Indigenous Australians know few
As I stepped off the ferry to Thursday Island’s main wharf, a gust of wind almost lifted my sunglasses into the deceptively idyllic Torres Strait – its notoriously shallow waters and razor-sharp reefs have plundered many ships since the Spaniard Luís Vaz de Torres became the first European, to navigate this remote passage on the northern tip of Australia in 1606.
“The southeast trade winds can get up to 25 mph in winter, then in summer we get the fierce northwest winds that bring the storms,” said local tour guide Sue Johns as the ferry’s other passengers departed for their awaiting tour queued bus. “That’s 12 months of bad hair days,” she joked as we rumbled around the small, hilly island.
The administrative capital of the Torres Strait Islands, Thursday Island (known locally as “TI”) is one of more than 200 islands that were once part of a land bridge between Queensland’s Cape York Peninsula and modern-day Papua New Guinea. That changed around 8,000 years ago when rising sea levels flooded the landscape at the end of the last ice age.

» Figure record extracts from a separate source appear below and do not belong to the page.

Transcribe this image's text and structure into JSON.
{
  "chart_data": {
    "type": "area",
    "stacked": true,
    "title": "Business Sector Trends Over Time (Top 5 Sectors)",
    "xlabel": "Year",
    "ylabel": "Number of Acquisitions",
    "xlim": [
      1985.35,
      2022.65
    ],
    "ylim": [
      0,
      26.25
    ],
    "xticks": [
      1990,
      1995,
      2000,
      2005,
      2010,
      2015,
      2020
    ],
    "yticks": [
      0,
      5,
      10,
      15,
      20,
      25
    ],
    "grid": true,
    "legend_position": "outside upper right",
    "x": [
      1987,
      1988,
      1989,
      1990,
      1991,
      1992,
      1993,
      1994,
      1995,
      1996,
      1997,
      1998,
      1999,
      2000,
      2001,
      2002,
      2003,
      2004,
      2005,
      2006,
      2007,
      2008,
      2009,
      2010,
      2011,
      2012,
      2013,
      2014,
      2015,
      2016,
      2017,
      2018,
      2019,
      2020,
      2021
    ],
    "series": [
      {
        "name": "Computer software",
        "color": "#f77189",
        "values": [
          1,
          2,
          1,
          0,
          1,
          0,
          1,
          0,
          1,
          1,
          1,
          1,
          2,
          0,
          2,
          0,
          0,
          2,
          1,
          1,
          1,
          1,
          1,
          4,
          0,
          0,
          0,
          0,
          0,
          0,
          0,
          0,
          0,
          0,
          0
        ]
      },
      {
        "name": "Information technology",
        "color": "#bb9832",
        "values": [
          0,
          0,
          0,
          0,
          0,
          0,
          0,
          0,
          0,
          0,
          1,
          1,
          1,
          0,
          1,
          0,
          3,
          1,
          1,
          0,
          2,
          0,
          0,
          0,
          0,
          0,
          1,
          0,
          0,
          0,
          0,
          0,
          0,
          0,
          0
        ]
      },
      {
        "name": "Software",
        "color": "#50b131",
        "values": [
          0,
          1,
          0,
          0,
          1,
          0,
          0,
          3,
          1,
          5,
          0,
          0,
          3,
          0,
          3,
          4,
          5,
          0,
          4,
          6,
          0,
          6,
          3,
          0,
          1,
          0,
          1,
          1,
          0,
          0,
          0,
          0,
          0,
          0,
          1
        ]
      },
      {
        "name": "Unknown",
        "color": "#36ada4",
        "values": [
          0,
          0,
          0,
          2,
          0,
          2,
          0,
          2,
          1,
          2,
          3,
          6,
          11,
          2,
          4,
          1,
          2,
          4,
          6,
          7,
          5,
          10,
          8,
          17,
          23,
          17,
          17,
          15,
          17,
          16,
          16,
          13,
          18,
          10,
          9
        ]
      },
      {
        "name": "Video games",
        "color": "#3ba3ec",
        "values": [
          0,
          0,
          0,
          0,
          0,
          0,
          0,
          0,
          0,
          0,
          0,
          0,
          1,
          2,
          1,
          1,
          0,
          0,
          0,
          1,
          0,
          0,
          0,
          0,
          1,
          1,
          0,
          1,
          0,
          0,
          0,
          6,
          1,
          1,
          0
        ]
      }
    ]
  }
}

Home to about half of Torres Strait’s approximately 6,000 residents, about 80% of whom identify as Indigenous, TI is not your typical tropical island vacation destination. There are no backpacker hostels or family resorts. With saltwater crocodiles patrolling TI’s beaches, it’s too risky to take a dip. And then there’s the relentless wind. But there’s still good reason to visit this far corner of Australia, some 2,700km north of Brisbane. And I’m not talking about the opportunity to have a pint in Australia’s most northerly pub, the Torres Hotel, alongside FIFO (fly in, fly out) workers, most of whom work in government jobs from health to defense.